Essayons d'y retrouver nos petits, ce qui n'est pas facile, car plus on avance, plus on perd de vue la question de départ. Désolé, ça va être un peu long, mais là, pas le choix.
Celle-ci était : "les profits financiers sont-ils fictifs" ? Répondant par l'affirmative, Wolf argumente en disant que le capital à l'origine de ces profits étant défini par Marx comme du capital "fictif", les profits qu'il engendre le sont tout autant. Et il nous donne en exemple les actions, avec les revenus qu'elles rapportent, à savoir les dividendes.
Commençons par la fin, en raisonnant par l'absurde : si les actions sont du capital fictif, et que les dividendes qu'elles rapportent sont des profits "fictifs", j'imagine que les intérêts reçus sur des prêts (des obligations), d'Etat ou non, le sont tout autant. Y a pas de raison. Conclusion logique : les seuls formes de profits "réels", non fictifs, sont les profits réinvestis dans l'entreprise et non distribués aux propriétaires et aux prêteurs de capital. Suite de la conclusion logique : l'ensemble des revenus de la bourgeoisie, constitués pour l'essentiel des dividendes et des intérêts, sont des revenus fictifs. Fin de la conclusion logique (pourquoi s'arrêter en si bon chemin) : tout ce que la bourgeoisie consomme avec ces revenus, ses yachts, ses châteaux, ses bijoux et ses chevaux de course, sont des biens fictifs. Arrêtez-moi avant que je conclue que la bourgeoisie est elle-même une fiction.

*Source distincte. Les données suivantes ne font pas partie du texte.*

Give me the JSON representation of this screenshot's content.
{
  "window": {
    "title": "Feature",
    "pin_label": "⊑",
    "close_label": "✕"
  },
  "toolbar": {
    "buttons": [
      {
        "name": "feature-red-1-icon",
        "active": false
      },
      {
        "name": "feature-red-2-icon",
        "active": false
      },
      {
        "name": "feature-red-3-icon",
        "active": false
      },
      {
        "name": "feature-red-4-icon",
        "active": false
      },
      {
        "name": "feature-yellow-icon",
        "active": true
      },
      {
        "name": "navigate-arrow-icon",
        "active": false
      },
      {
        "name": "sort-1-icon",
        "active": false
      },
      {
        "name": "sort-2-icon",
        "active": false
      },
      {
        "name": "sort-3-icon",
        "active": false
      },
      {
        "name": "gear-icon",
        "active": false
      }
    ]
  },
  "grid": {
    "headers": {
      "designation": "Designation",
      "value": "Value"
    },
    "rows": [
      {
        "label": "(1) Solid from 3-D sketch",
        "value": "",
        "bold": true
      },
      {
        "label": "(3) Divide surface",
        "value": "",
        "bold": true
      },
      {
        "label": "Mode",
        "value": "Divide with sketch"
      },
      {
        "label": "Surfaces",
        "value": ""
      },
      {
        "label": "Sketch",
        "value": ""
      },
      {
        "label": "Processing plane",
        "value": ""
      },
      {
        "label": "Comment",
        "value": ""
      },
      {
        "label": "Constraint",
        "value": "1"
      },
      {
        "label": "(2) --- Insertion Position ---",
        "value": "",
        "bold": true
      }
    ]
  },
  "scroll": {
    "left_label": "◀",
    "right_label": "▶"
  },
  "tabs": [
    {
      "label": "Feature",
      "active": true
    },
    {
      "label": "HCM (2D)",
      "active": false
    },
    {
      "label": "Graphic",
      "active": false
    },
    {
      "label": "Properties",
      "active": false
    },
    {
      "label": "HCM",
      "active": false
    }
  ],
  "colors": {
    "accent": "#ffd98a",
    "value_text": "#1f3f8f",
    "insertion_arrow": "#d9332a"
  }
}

Alors, où est le problème ? Fondamentalement, il y en a deux.
Le premier problème est que Wolf ne comprend pas ce que Marx entend par "capital fictif", et qu'il étend abusivement cette catégorie à des situations où elle n'a aucun sens. Le deuxième problème est qu'il invente une notion de "profit fictif" qui n'existe pas chez Marx et qui n'a pas non plus de sens. Et le tout le conduit à une vision absurde de l'économie capitaliste.
Qu'est-ce que du capital fictif ? Marx utilise ce terme dans trois cas :
- les emprunts d'Etat
- les actions dont la valeur nominale diffère de la valeur du capital qu'elles représentent (dans ce cas, ce qui est fictif, c'est uniquement l'écart entre les deux).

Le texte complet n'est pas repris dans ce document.